How did wine get this far?

It official, wine rules. After a lot of media attention for the new web 2.0 browser flock a decided to take it for a spin. As a matter of fact I am creating this thread using Flock on SuSE 11 KDE 4.1.

But not the linux download. I tried, but got discouraged by the following message after downloading, unpacking and trying it to start…

./flock-bin: error while loading shared libraries: libstdc++.so.5: cannot open shared object file: No such file or directory

So I boldly took the change and just clicked on this little flag representing the Redmond (windows) version. After downloading the slightly bigger windows version a popup followed, after that a installation wizard. It suggested to make desktop and menu entry’s and it did.

This is not the fist app that I found, installs better in wine than plain linux. Have you ever tried to install mplayer without the packman repositories? I did and it took me several hours whereas installing the windows binary takes about 5 minutes. True, cutting and pasting is a bit more difficult and some fonts are not as fancy as in the Linux versions but at least wine gives me the opportunity to test some software without hours of dependency checking.

I use the OpenSuse repositories for almost all my software. I can’t remember the last time I had trouble installing a program due to dependency issues, it has been a while

Wine has come a long way though in the last few years

hmm, just downloaded flock & it works no problem, i use only linux,no wine or windows :wink:

Andy

zypper in compat-libstdc++

And your Linux flock works fine. (Takes about 2 seconds to install on 11.0 - far cry from those ‘hours’)

All you need is “compat-libstdc++” package from “OSS” repository.

Still doesn’t seem to do USB very well…or at all.

wow, this

sudo zypper in compat-libstdc++

actually does work. The guy’s at Flock need to know about this. Thanx.

Now I’ll try to find out and understand how I can figured out which compat I need to install next time an install fails.

Greetings. Resturp

strangles people who use sudo

**su -c ‘zypper in compat-libstdc++’ **

deltaflyer44 wrote:
> hmm, just downloaded flock & it works no problem, i use only linux,no
> wine or windows :wink:

i also installed flock on a pure linux machine with no problems at all…i did
it so i could figure out how to help a newer to linux user in one of these suse
fora to get his/hers installed…

i really didn’t like it a lot better than firefox (flock is just a customized
FF) so deleted it, but i think the other user got hers/his installed using my
postings…perhaps you can search for that thread and get yours going without
wine also…

NOT, that using wine is a bad thing…just in the flock example it is not
necessary since flock IS opensource…


DenverD (Linux Counter 282315)
A Texan in Denmark

Gee… guess you could make yourself a profession out of that then :wink:

>
> strangles people who use sudo

Ubuntu started the craze I think.

Hmmmm shouldn’t you use

su - -c ''

so you load root’s profile preventing you from accidentally running a version of zypper that is not in root’s path?

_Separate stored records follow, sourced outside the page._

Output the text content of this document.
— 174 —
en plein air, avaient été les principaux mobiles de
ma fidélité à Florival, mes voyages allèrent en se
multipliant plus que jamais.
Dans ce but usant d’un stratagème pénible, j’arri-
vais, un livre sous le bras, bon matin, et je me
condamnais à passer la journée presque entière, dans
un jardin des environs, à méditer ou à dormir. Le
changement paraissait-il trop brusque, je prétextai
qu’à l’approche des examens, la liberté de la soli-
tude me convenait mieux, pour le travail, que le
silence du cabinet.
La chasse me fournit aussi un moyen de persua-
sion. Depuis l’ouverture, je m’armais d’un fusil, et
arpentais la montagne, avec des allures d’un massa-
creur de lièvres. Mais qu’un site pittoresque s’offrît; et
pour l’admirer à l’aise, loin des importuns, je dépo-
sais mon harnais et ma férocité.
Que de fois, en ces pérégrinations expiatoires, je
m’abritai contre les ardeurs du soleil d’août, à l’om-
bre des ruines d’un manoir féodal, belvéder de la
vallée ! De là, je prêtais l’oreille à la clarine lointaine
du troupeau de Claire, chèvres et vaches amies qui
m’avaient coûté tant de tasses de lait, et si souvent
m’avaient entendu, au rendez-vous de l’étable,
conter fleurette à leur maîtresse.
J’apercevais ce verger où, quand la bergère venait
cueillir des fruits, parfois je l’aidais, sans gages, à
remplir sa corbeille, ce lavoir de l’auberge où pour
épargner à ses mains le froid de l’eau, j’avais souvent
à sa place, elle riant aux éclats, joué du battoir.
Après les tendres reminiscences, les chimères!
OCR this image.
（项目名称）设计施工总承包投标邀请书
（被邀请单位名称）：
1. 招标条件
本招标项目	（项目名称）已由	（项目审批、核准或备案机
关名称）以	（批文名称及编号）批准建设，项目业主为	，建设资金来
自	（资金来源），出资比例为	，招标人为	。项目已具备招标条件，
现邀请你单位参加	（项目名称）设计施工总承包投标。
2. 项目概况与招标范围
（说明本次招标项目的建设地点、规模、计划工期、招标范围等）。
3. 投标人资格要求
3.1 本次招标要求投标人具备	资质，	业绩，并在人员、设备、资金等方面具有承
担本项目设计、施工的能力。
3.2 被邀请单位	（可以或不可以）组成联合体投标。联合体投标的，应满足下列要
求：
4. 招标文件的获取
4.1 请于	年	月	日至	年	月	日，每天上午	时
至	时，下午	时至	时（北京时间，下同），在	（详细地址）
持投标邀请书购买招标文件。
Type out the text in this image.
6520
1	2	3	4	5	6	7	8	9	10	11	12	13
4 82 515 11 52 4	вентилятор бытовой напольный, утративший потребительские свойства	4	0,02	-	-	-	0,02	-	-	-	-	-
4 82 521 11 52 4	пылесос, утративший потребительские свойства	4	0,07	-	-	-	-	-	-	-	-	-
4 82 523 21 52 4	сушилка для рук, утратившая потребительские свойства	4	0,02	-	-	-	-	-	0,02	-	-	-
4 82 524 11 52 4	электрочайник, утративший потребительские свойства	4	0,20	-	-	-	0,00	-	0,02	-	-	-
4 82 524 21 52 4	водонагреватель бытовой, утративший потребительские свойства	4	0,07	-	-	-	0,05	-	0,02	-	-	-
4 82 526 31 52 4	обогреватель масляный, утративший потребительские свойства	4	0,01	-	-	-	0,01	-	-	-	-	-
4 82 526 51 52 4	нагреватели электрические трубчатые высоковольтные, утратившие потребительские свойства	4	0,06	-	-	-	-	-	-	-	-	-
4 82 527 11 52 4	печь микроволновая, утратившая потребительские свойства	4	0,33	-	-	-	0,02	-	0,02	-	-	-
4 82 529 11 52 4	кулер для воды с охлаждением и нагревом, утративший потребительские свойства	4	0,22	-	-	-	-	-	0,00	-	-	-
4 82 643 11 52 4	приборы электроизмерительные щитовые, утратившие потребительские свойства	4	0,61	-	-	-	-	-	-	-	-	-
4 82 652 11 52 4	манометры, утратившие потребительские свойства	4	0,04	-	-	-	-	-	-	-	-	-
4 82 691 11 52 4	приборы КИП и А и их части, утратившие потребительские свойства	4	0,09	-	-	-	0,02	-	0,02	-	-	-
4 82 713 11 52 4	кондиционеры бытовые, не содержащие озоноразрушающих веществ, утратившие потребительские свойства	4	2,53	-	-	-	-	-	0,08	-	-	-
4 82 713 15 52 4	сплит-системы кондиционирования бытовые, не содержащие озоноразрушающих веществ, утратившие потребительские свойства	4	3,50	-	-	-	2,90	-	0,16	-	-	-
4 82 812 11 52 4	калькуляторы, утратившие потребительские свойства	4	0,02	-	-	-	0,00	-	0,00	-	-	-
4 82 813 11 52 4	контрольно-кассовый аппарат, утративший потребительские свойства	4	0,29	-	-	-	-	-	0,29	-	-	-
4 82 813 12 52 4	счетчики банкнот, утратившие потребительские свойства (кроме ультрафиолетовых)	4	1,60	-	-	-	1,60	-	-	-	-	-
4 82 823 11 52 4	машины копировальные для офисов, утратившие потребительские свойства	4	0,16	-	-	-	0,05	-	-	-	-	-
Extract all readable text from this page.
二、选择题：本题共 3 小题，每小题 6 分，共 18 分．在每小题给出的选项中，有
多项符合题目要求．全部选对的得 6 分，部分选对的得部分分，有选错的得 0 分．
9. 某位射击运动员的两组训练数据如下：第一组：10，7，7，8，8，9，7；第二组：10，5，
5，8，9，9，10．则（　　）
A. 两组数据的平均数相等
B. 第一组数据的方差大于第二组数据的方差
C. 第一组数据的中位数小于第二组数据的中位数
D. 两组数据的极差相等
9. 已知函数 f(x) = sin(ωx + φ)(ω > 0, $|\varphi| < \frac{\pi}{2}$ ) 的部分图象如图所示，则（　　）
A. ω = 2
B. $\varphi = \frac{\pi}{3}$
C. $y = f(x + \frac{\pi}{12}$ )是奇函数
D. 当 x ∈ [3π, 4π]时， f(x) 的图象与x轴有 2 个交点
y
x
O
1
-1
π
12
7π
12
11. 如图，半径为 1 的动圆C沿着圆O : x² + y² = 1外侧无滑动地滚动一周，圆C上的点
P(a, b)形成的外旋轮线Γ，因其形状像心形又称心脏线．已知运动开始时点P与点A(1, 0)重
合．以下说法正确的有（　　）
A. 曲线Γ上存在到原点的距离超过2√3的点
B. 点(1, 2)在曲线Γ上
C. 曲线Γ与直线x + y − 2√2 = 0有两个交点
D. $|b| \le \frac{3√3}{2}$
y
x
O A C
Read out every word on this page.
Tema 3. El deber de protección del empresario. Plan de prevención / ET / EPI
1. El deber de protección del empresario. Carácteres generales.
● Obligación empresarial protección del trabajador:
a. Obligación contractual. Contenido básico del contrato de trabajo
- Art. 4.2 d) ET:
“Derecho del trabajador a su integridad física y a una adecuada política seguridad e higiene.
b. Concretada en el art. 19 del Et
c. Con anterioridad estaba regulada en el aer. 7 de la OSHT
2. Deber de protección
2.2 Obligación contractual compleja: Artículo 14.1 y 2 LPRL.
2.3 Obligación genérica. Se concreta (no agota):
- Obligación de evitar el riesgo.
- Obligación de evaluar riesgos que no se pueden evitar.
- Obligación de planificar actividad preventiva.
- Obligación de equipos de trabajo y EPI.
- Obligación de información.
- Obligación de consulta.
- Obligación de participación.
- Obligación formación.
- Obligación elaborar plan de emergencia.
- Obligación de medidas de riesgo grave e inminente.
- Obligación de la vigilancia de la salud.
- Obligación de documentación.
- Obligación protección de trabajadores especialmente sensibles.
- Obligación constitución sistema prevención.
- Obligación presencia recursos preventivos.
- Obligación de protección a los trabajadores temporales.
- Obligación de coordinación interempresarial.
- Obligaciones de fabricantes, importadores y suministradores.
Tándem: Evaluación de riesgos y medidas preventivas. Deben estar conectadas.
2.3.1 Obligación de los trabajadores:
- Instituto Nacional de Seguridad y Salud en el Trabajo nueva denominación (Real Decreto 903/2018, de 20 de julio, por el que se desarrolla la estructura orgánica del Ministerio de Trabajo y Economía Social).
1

sorry Chrysantine you are absolutely right.

su -c does create a root shell and thus loads root’s profile.
sudo does not and therefore imposes an potential security risk.

let me clarify for those who miss the point.

try the following:

start a terminal and do:

touch bin/cat
chmod +x bin/cat
cat /etc/fstab
man su

What happen???
We created a empty script cat that does absolutely nothing.
when we now try to cat a file, as ~/bin comes first in a normal users PATH setting, nothing happens.

when we try to read a man page the man system uses cat to pickup the correct file so therefore the man command fails.

Now within the same session try:

su -c 'cat /etc/fstab'
sudo 'cat /etc/fstab'

You see, the users version of the cat program gets used by root. we obviously don’t want this to happen as it imposes security and stability trouble.

Thank you Chrysantine for pointing this out.